Nuestras batallas interminables
Lorenzo Meyer
Lunes 23 de Julio de 2007
Ninguna de las grandes batallas históricas de México se ha ganado de una vez y para siempre.

Un Punto de Vista. Conocedor del enorme peso que aún tenía el pasado en la vida y estructuras del sur norteamericano, William Faulkner, ganador del Premio Nobel de Literatura en 1949, hizo que uno de los personajes de su primer gran novela, El ruido y la furia, (1929) –obra enfocada en la decadencia y fin de una forma de vida suriana- concluyera que “…realmente ninguna batalla se gana…” El escritor hablaba desde el nacionalismo suriano, pero lo mismo hubiera podido decir si lo hubiera hecho desde la historia de México. En efecto, ninguna de nuestras grandes batallas históricas se ha ganado realmente, aunque, para nuestro consuelo, tampoco se han perdido del todo.
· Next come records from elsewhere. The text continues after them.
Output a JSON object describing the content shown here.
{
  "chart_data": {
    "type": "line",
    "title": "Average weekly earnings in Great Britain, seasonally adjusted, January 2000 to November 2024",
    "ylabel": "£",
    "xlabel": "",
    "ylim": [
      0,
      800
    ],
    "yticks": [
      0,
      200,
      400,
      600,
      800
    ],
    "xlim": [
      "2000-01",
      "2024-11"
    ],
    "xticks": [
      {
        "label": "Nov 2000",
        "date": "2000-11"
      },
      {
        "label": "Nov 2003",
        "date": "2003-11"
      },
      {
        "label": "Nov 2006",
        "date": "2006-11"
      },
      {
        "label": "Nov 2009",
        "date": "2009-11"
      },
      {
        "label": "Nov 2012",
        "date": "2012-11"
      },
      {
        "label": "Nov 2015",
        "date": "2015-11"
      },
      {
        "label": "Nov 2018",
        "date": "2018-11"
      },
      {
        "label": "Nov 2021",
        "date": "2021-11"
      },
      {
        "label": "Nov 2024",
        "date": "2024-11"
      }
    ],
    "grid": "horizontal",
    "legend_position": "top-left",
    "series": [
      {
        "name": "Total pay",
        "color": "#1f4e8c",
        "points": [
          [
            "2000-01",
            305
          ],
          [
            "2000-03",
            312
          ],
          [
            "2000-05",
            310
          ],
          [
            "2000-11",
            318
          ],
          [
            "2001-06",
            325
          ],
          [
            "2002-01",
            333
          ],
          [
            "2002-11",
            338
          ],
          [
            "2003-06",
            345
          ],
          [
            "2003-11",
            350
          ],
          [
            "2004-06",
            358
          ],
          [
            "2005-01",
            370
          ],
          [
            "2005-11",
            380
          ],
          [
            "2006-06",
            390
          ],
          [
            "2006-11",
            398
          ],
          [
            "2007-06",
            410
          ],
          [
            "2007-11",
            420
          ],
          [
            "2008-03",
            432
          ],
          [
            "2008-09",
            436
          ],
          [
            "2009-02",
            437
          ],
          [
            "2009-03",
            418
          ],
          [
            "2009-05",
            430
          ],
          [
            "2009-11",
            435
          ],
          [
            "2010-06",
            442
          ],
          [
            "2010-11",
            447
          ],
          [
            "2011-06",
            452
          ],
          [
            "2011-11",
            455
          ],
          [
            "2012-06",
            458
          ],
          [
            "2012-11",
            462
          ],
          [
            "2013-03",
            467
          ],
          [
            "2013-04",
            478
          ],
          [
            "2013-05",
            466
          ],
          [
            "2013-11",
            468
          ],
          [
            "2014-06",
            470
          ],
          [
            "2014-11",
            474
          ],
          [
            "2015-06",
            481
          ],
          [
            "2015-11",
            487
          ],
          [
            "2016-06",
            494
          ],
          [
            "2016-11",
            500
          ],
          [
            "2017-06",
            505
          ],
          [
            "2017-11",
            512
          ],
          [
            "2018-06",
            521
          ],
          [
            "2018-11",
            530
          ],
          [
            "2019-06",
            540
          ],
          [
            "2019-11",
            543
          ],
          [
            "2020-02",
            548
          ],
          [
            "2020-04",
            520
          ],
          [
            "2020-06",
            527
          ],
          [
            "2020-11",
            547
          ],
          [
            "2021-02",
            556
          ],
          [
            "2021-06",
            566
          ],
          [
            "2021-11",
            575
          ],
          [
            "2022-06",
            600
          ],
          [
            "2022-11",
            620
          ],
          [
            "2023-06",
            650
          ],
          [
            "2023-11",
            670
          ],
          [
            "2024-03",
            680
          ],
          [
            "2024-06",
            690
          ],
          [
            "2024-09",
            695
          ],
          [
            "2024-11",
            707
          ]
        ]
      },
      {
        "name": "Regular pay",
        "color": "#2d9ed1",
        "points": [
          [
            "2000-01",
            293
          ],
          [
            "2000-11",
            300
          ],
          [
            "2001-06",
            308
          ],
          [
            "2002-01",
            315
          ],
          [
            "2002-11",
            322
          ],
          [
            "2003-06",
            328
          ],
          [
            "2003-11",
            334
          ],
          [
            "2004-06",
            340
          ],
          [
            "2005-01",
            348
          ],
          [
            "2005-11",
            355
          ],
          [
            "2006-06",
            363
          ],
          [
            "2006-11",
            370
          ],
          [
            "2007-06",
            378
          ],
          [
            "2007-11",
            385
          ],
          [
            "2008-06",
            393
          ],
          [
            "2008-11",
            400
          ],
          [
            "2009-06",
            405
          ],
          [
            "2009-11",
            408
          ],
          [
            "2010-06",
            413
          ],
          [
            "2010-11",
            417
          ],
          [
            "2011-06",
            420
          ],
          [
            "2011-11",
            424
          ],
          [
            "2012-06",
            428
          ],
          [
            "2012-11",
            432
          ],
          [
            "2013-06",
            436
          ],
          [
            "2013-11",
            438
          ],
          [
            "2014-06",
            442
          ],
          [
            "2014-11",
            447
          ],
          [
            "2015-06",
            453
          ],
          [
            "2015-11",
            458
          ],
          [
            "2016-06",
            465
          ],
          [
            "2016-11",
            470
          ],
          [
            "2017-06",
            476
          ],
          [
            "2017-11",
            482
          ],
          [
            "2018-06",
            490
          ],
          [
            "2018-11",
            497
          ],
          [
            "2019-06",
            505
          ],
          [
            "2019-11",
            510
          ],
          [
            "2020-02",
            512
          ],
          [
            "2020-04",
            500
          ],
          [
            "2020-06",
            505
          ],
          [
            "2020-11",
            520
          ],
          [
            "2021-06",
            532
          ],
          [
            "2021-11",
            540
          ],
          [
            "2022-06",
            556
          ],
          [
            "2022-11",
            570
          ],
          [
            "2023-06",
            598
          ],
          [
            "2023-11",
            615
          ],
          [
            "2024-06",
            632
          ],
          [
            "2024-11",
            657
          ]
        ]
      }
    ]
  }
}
Un rápido examen de nuestras grandes conflictos históricos en el campo político o social le da la razón al gran escritor norteamericano, pues es claro que ninguno de ellos se ha ganado o perdido todavía.
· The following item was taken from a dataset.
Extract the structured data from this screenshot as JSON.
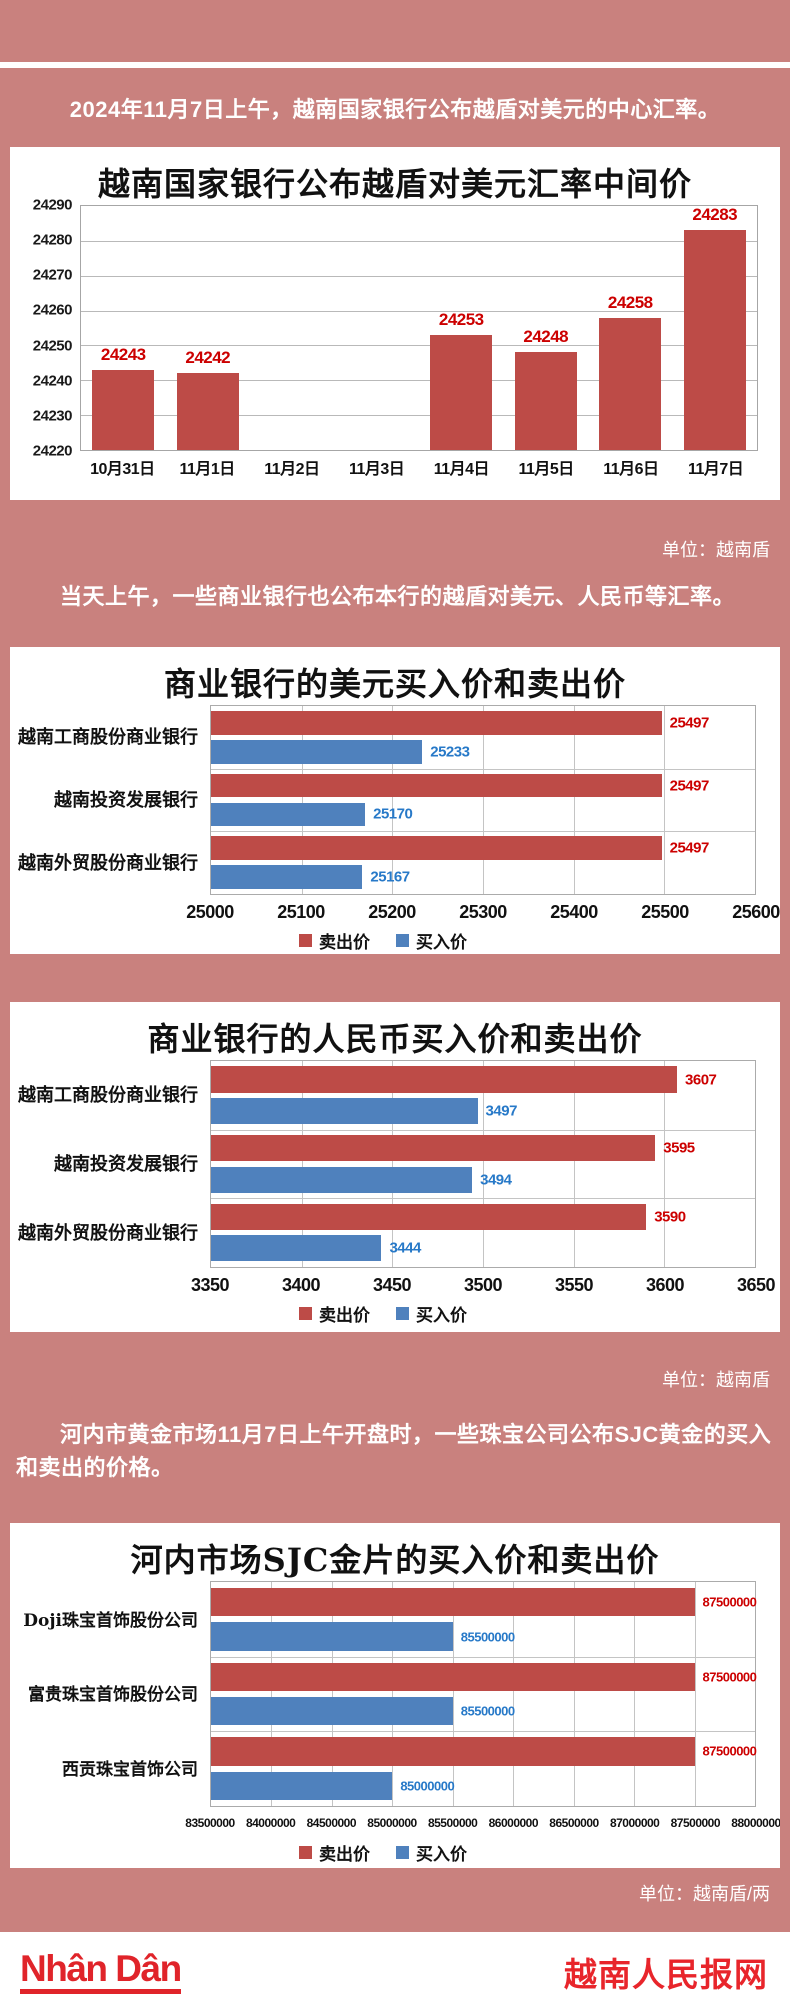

La más Reciente. En nuestro historial, la batalla por la democracia política en su aspecto más elemental –el electoral- aparece como la lucha nacional más reciente. En julio de hace siete años, un buen número de mexicanos confiamos que esa larga contienda contra nuestro pasado autoritario había sido definitivamente ganada. Finalmente no ha sido el caso.
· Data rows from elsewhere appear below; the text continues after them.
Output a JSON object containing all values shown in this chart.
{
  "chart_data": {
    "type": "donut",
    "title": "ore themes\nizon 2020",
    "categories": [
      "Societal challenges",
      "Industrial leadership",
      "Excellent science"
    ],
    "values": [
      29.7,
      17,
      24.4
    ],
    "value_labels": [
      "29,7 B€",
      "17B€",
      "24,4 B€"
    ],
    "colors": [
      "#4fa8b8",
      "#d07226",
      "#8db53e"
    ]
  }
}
La naturaleza de las elecciones del año pasado demostró de muchas maneras que el conflicto entre el pasado y el futuro, continúa. Desde antes de iniciarse formalmente la campaña, la presidencia de Vicente Fox intentó, tramposamente, asegurar la continuación de su partido en el poder eliminando con una maniobra supuestamente legal, pero claramente ilegítima, al rival más fuerte del PAN: Andrés Manuel López Obrador.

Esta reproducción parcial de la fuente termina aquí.